Mlliyet Milliyet Blog Milliyet Blog
 
Facebook Connect
Blog Kategorileri
 

24 Mart '16

 
Kategori
Futbol
 

Fatih Terim, Volkan Demirel konusunda açık konuşmalı...

Fatih Terim, Volkan Demirel konusunda açık konuşmalı...
 

Fatih Terim, basın mensuplarının bir sorusu üzerine diyor ki:

".... diğer çağırmadığımız arkadaşlarla ilgili medya üzerinden beyanat vermek ve sebeplerini sıralamak hiç tarzım değil."

Fatih Terim, nasıl bir  “ilkeli tarz”dan söz ediyor?

Sorunun, “soru çengeli”nde sallanıp durması yerine, konuya açıklık getirmek için Fatih Terim’e ne sorulduğuna, onun da tam olarak ne dediğine bakmak gerekecek.

Soru, Antalya’da oynanacak özel Türkiye-İsveç maçı öncesi düzenlenen basın toplantısının sorular bölümünde kaleci Volkan Demirel’in “niçin kadroya alınmadığına” ilişkin...

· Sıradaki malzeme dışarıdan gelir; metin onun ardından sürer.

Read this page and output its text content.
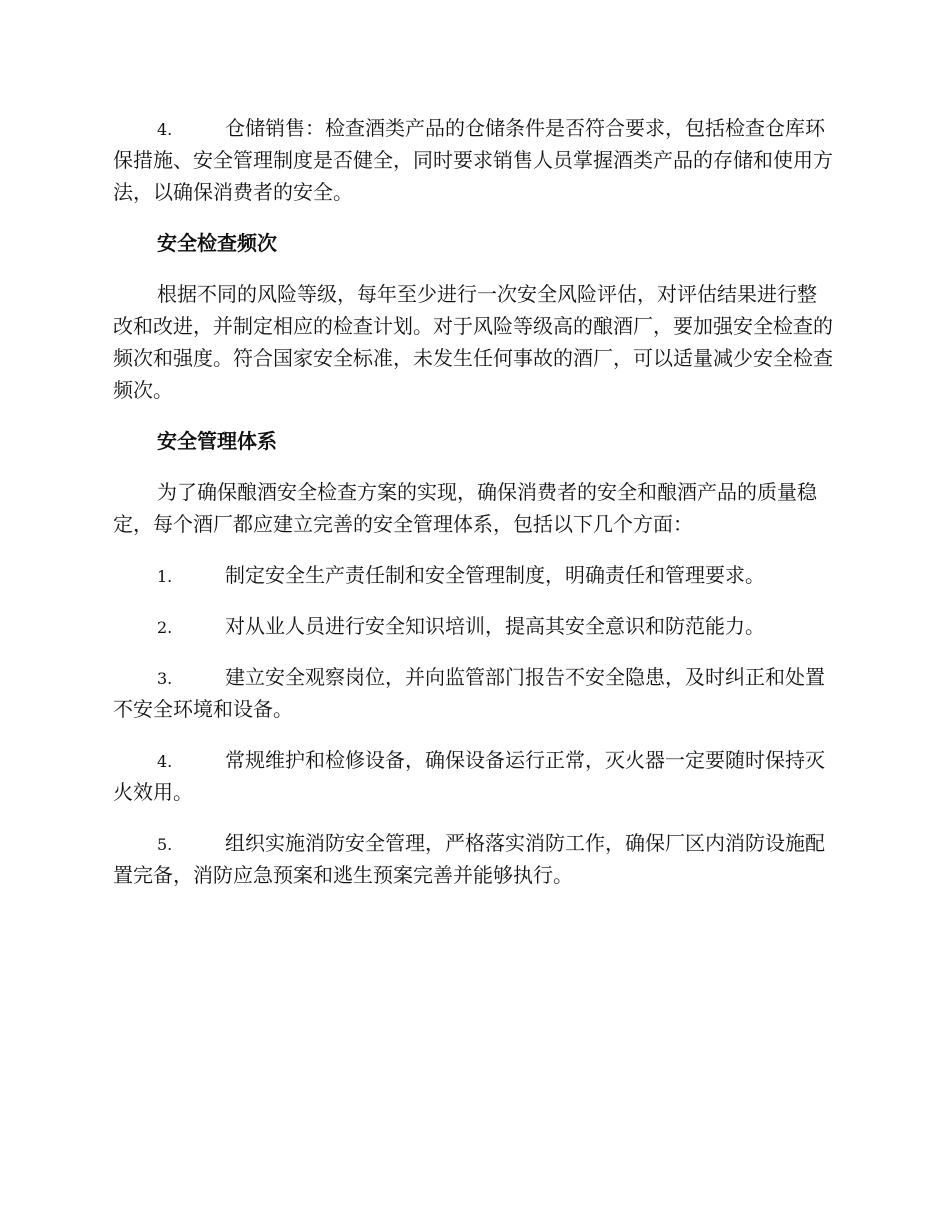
4.	仓储销售：检查酒类产品的仓储条件是否符合要求，包括检查仓库环保措施、安全管理制度是否健全，同时要求销售人员掌握酒类产品的存储和使用方法，以确保消费者的安全。

安全检查频次

根据不同的风险等级，每年至少进行一次安全风险评估，对评估结果进行整改和改进，并制定相应的检查计划。对于风险等级高的酿酒厂，要加强安全检查的频次和强度。符合国家安全标准，未发生任何事故的酒厂，可以适量减少安全检查频次。

安全管理体系

为了确保酿酒安全检查方案的实现，确保消费者的安全和酿酒产品的质量稳定，每个酒厂都应建立完善的安全管理体系，包括以下几个方面：

1.	制定安全生产责任制和安全管理制度，明确责任和管理要求。

2.	对从业人员进行安全知识培训，提高其安全意识和防范能力。

3.	建立安全观察岗位，并向监管部门报告不安全隐患，及时纠正和处置不安全环境和设备。

4.	常规维护和检修设备，确保设备运行正常，灭火器一定要随时保持灭火效用。

5.	组织实施消防安全管理，严格落实消防工作，确保厂区内消防设施配置完备，消防应急预案和逃生预案完善并能够执行。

Fatih Terim’in soruya yanıtı şu:

"Seçeceğimiz oyuncu sayısı belli. Çağırdığımızdan daha fazla çağırmadığımız var. Yalnız niçin Ahmet, Mehmet'i sormuyorsunuz da ısrarla Volkan'ı soruyorsunuz? Ben söyleyeyim; çünkü, siz bundan besleniyorsunuz. Medya üzerinden de haber gönderecek değilim. Medya üzerinden gönderirsem sizin istediğiniz olacak. Açıkçası buna izin vermeyeceğim. Volkan'la da diğer çağırmadığımız arkadaşlarla ilgili medya üzerinden beyanat vermek ve sebeplerini sıralamak hiç tarzım değil" (Hürriyet)

Öyleyse?

O zaman, zamanı geriye saralım, Çek Cumhuriyeti maçı öncesi basın toplantısına (09 Ekim 2014) gidelim, “...diğer çağırmadığımız arkadaşlarla ilgili medya üzerinden bir beyanat vermek ve sebeplerini sıralamak hiç benim tarzım değil”e nasıl uyulduğuna bakalım:

“Bu kadar eksiğimiz varken, siz bir eksik daha koydunuz. Sadece bacak yaralanmaları olmuyor, ruh yaralanmaları da oluyor. İnsanların ruhunu da sakatlıyorsunuz bazen. Burada Gökhan Töre diye biri kalmadı. O kadar neşeyle geldi, o kadar istekle geldi. Şu andaki ruh halinden hiçbirimiz memnun değiliz. Ben Hakan Çalhanoğlu'na da sahip çıkarım, Ömer Toprak'a da...”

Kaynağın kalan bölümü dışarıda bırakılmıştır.